Una tecnología emergente en el mundo y que ya tiene un lugar en el Centro de Estudios en Alimentos Procesados. Y es que el Ceap  se encuentra ejecutando una iniciativa que le permitirá obtener este  equipo, de alto impacto científico tecnológico, y realizar pruebas experimentales con distintos productos, donde se evaluará eficiencia, calidad sensorial y funcional y la inocuidad de los productos tratados con la tecnología de plasma frío, así como la viabilidad de aplicación a nivel industrial, comparando los resultados con el uso de tecnologías ya existentes, como por ejemplo la radiación UV, frecuencias ultrasónicas y tratamiento térmico convencional.

Se trata de una nueva apuesta que apunta a asegurar la inocuidad de ciertos productos alimenticios, disminuyendo su carga microbiana, aumentando su vida útil y reduciendo así el riego de contraer enfermedades de transmisión alimentarias. Y es que en la actualidad los consumidores esperan alimentos sanitariamente seguros, pero también son cada vez más los que demandan otros atributos tales como alta calidad nutritiva y sensorial, frescura, naturalidad, ausencia de aditivos, mínimo impacto sobre el medio ambiente; el problema es que los métodos tradicionales utilizados mayoritariamente por la industria para el procesado de los alimentos, pese a ser bien aceptados por los consumidores,  no permiten satisfacer todas estas exigencias.

En ese sentido, en el último tiempo se han desarrollado, implementado y probado nuevas tecnologías que permiten conservar los alimentos pero tratando de no alterar mayormente sus características nutritivas, organolépticas y funcionales.

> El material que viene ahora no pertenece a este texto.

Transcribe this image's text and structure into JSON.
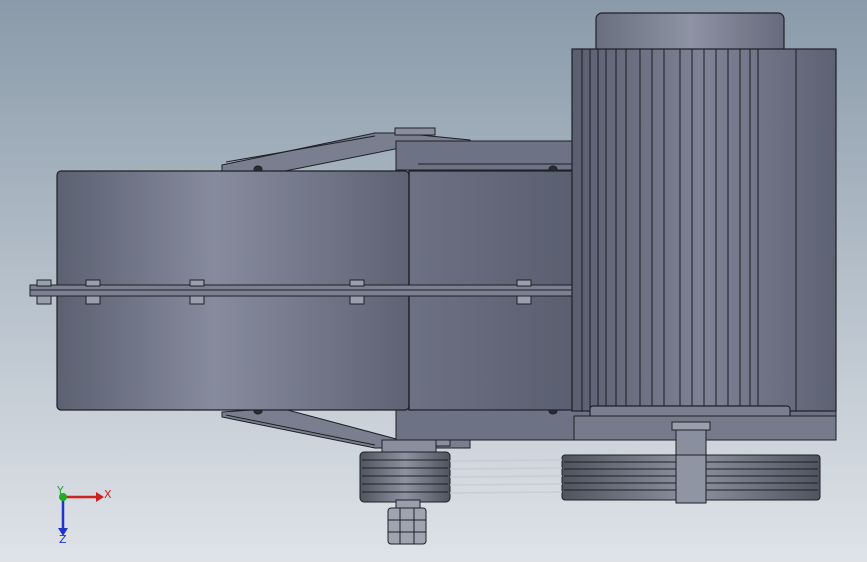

Entre ellas, han surgido las altas presiones hidrostáticas, los pulsos eléctricos de alto voltaje, los ultrasonidos, los pulsos de luz -que incluyen diferentes rangos de ancho de banda- los campos magnéticos oscilantes y, más recientemente, el plasma frío.

EL EQUIPO

El equipo funciona como una cámara, pistola o lápiz con el cual se barre la superficie de las muestras generando una descarga de electricidad y logrando la inhibición de los patógenos y hongos presentes.

Este método de desinfección es flexible, utiliza la electricidad y un gas portador, tal como aire, oxígeno, nitrógeno, o helio. Los principales modos de acción se deben a la luz UV y productos químicos reactivos que resultan del proceso de ionización de plasma frío.